For the 150th anniversary of confederation of Canada, there was a planned flypast over Parliament Hill of about 40 aircraft from the Vimy Flight biplanes, the Hamilton Lancaster, to the current RCAF Globmaster III transport plane. Not one to like crowds or any lineups, I stayed away, with the hope they might pass over the house. The weather didn’t play nice, and the flypast was cancelled. As a bonus (to me), the Lancaster was only in town for the flypast. It was hanging out at the Ottawa airport. I was listening in on the Air Traffic Control to see what has going on, and I heard they were heading back to Hamilton. I had my camera and new 50-140 ready. I knew that when it left, it would come over the house. It didn’t disappoint. It always nice to see and hear that plane.
On Sunday, I planned to go for a bike ride.
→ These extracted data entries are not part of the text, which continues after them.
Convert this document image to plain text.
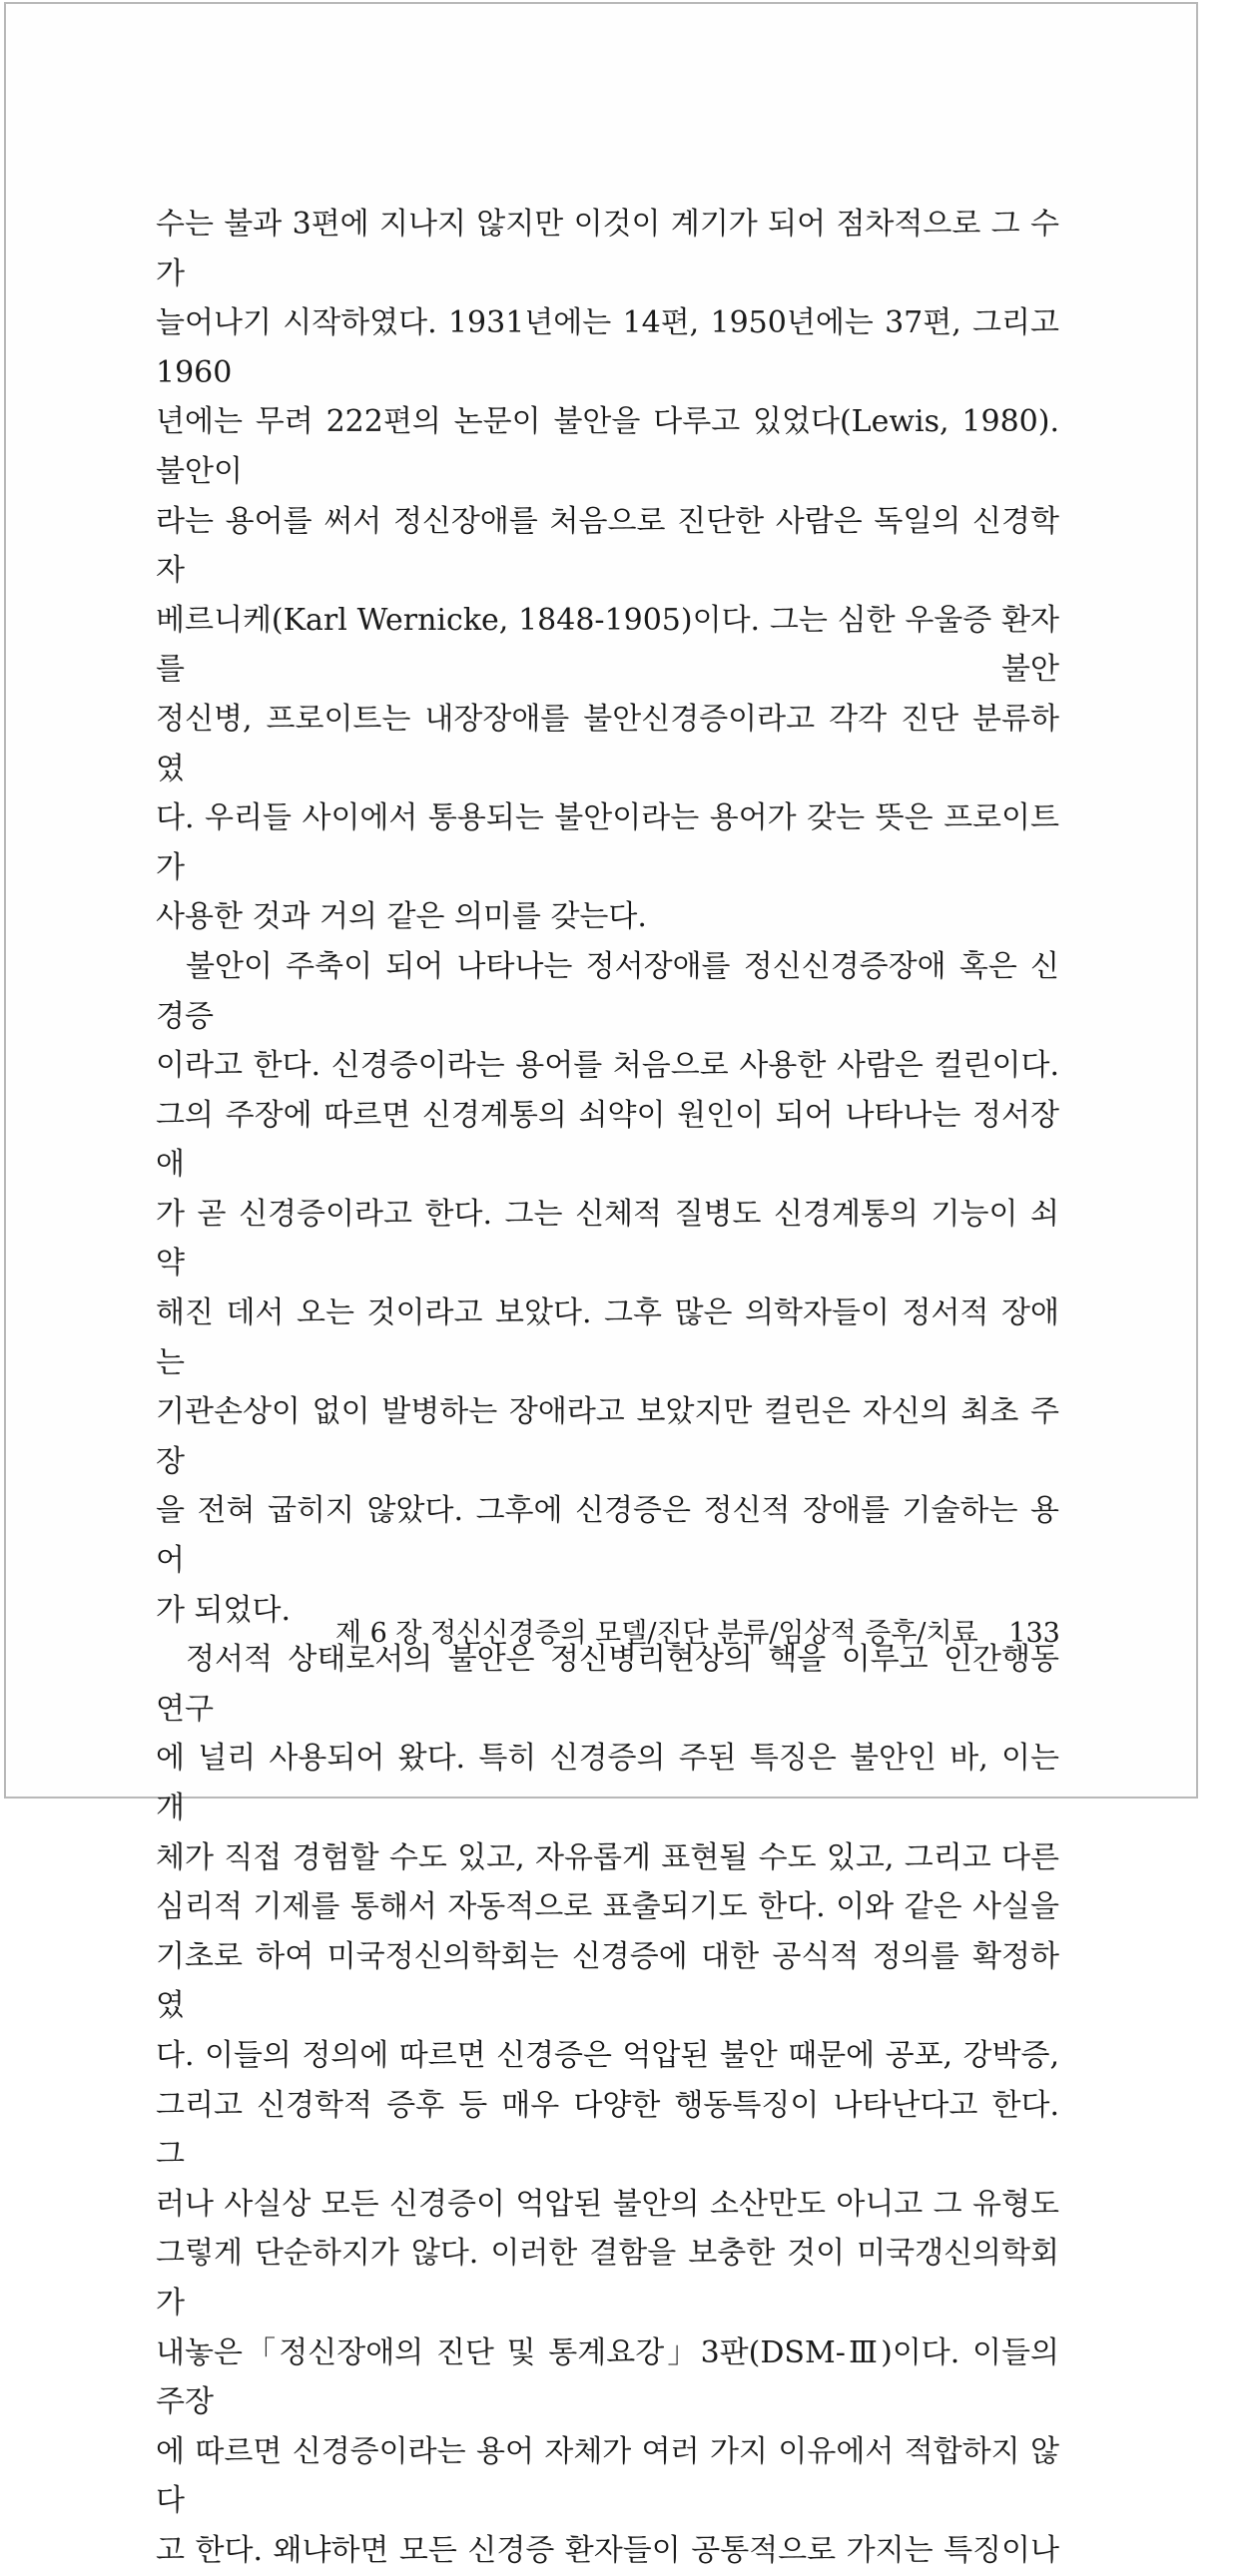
수는 불과 3편에 지나지 않지만 이것이 계기가 되어 점차적으로 그 수가
늘어나기 시작하였다. 1931년에는 14편, 1950년에는 37편, 그리고 1960
년에는 무려 222편의 논문이 불안을 다루고 있었다(Lewis, 1980). 불안이
라는 용어를 써서 정신장애를 처음으로 진단한 사람은 독일의 신경학자
베르니케(Karl Wernicke, 1848-1905)이다. 그는 심한 우울증 환자를 불안
정신병, 프로이트는 내장장애를 불안신경증이라고 각각 진단 분류하였
다. 우리들 사이에서 통용되는 불안이라는 용어가 갖는 뜻은 프로이트가

사용한 것과 거의 같은 의미를 갖는다.

불안이 주축이 되어 나타나는 정서장애를 정신신경증장애 혹은 신경증
이라고 한다. 신경증이라는 용어를 처음으로 사용한 사람은 컬린이다.
그의 주장에 따르면 신경계통의 쇠약이 원인이 되어 나타나는 정서장애
가 곧 신경증이라고 한다. 그는 신체적 질병도 신경계통의 기능이 쇠약
해진 데서 오는 것이라고 보았다. 그후 많은 의학자들이 정서적 장애는
기관손상이 없이 발병하는 장애라고 보았지만 컬린은 자신의 최초 주장
을 전혀 굽히지 않았다. 그후에 신경증은 정신적 장애를 기술하는 용어

가 되었다.

정서적 상태로서의 불안은 정신병리현상의 핵을 이루고 인간행동 연구
에 널리 사용되어 왔다. 특히 신경증의 주된 특징은 불안인 바, 이는 개
체가 직접 경험할 수도 있고, 자유롭게 표현될 수도 있고, 그리고 다른
심리적 기제를 통해서 자동적으로 표출되기도 한다. 이와 같은 사실을
기초로 하여 미국정신의학회는 신경증에 대한 공식적 정의를 확정하였
다. 이들의 정의에 따르면 신경증은 억압된 불안 때문에 공포, 강박증,
그리고 신경학적 증후 등 매우 다양한 행동특징이 나타난다고 한다. 그
러나 사실상 모든 신경증이 억압된 불안의 소산만도 아니고 그 유형도
그렇게 단순하지가 않다. 이러한 결함을 보충한 것이 미국갱신의학회가
내놓은「정신장애의 진단 및 통계요강」3판(DSM-Ⅲ)이다. 이들의 주장
에 따르면 신경증이라는 용어 자체가 여러 가지 이유에서 적합하지 않다
고 한다. 왜냐하면 모든 신경증 환자들이 공통적으로 가지는 특징이나

제 6 장 정신신경증의 모델/진단 분류/임상적 증후/치료 133
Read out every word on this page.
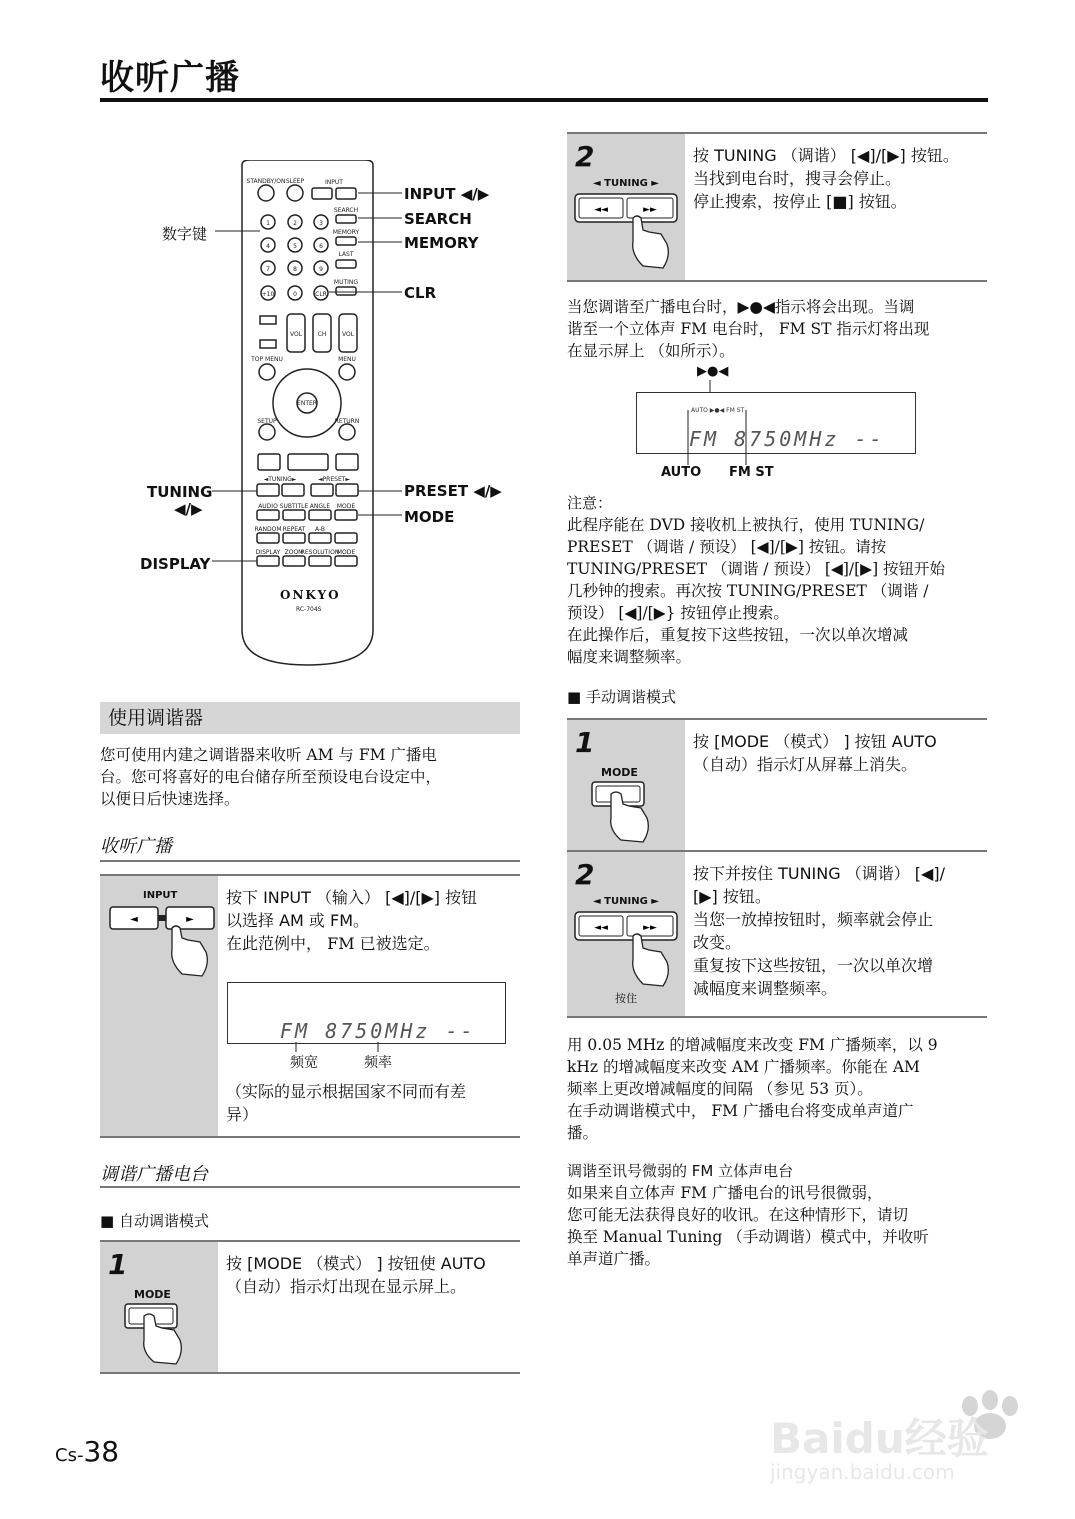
收听广播
STANDBY/ON SLEEP	INPUT
SEARCH
MEMORY
LAST
1	2	3
4	5	6
7	8	9
+10	0	CLR
MUTING
VOL	CH	VOL
TOP MENU	MENU
ENTER
SETUP	RETURN
◄TUNING►	◄PRESET►
AUDIO SUBTITLE ANGLE MODE
RANDOM REPEAT A-B
DISPLAY ZOOM
RESOLUTION
MODE
ONKYO
RC-704S
INPUT ◀/▶
SEARCH
MEMORY
CLR
数字键
TUNING
◀/▶
PRESET ◀/▶
MODE
DISPLAY
使用调谐器
您可使用内建之调谐器来收听 AM 与 FM 广播电
台。您可将喜好的电台储存所至预设电台设定中，
以便日后快速选择。
收听广播
INPUT
◄	►
按下 INPUT （输入） [◀]/[▶] 按钮
以选择 AM 或 FM。
在此范例中， FM 已被选定。
FM 8750MHz --
频宽	频率
（实际的显示根据国家不同而有差
异）
调谐广播电台
■ 自动调谐模式
1
MODE
按 [MODE （模式） ] 按钮使 AUTO
（自动）指示灯出现在显示屏上。
2
◄ TUNING ►
◄◄	►►
按 TUNING （调谐） [◀]/[▶] 按钮。
当找到电台时，搜寻会停止。
停止搜索，按停止 [■] 按钮。
当您调谐至广播电台时，▶●◀指示将会出现。当调
谐至一个立体声 FM 电台时， FM ST 指示灯将出现
在显示屏上 （如所示）。
▶●◀
AUTO ▶●◀ FM ST
FM 8750MHz --
AUTO FM ST
注意：
此程序能在 DVD 接收机上被执行，使用 TUNING/
PRESET （调谐 / 预设） [◀]/[▶] 按钮。请按
TUNING/PRESET （调谐 / 预设） [◀]/[▶] 按钮开始
几秒钟的搜索。再次按 TUNING/PRESET （调谐 /
预设） [◀]/[▶} 按钮停止搜索。
在此操作后，重复按下这些按钮，一次以单次增减
幅度来调整频率。
■ 手动调谐模式
1
MODE
按 [MODE （模式） ] 按钮 AUTO
（自动）指示灯从屏幕上消失。
2
◄ TUNING ►
◄◄	►►
按住
按下并按住 TUNING （调谐） [◀]/
[▶] 按钮。
当您一放掉按钮时，频率就会停止
改变。
重复按下这些按钮，一次以单次增
减幅度来调整频率。
用 0.05 MHz 的增减幅度来改变 FM 广播频率，以 9
kHz 的增减幅度来改变 AM 广播频率。你能在 AM
频率上更改增减幅度的间隔 （参见 53 页）。
在手动调谐模式中， FM 广播电台将变成单声道广
播。
调谐至讯号微弱的 FM 立体声电台
如果来自立体声 FM 广播电台的讯号很微弱，
您可能无法获得良好的收讯。在这种情形下，请切
换至 Manual Tuning （手动调谐）模式中，并收听
单声道广播。
Cs-38	Baidu经验
jingyan.baidu.com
Being somewhat lazy and tired, I chose to go for a walk instead. I actually like to go for a bike early before all the dog walkers and people are on the paths. As I’m getting my shoes on, I hear a train go by. Its not the typical VIA Rail sounding train, and it’s not on a typical schedule. That means is the CN589 local. I grabbed my X-Pro1 and went for a walk along the track and managed to grab this as it returned from switching out the lumber dealer. The only thing not obvious in the photo, is that its actually going backwards.
A few days ago was a terrific evening sky. No storm, just puffy clouds and a wonderful sunset. Being in the suburbs, seeing the sun to the horizon wasn’t going to happen, but the sky was still great.
A few planes flew over and I had my new 50-140mm f2.8 lens on the Fuji X-T1 at the ready to catch this silhouette of a jet taking travellers to some adventure.
While in Belgium, we visited the site/memorial of Beaumont Hamel.
The Newfoundland regiments signed up to fight for King and Country in a time when they were their own dominion, not yet a part of Canada (not until 1949). They sent a contingent over to fight, and on July 1, 1916, at the beginning of the battle of the Somme, they attacked. The Battle of the Somme was the regiment’s first major engagement, and during an assault that lasted approximately 30 minutes the regiment was all but wiped out.
Newfoundland purchased the land and preserved it and it stays to this day untouched. Shell holes and trenches remain. Although not a part of Canada yet, this is truly a Canadian place. The walking paths encircle the battlefield area and one can tour around from the Newfoundland side to the German side. From the German side, you can see a clear view of the Newfoundland position and can see how they had easy sight lines to mow down the opposition. Its terrible.
One of the cemeteries included a number of tombstones next (very close) to each other. I wondered why. I later learned that those this close together indicate comrades who died in close proximity or in the same battle together.
This is a very powerful site to visit.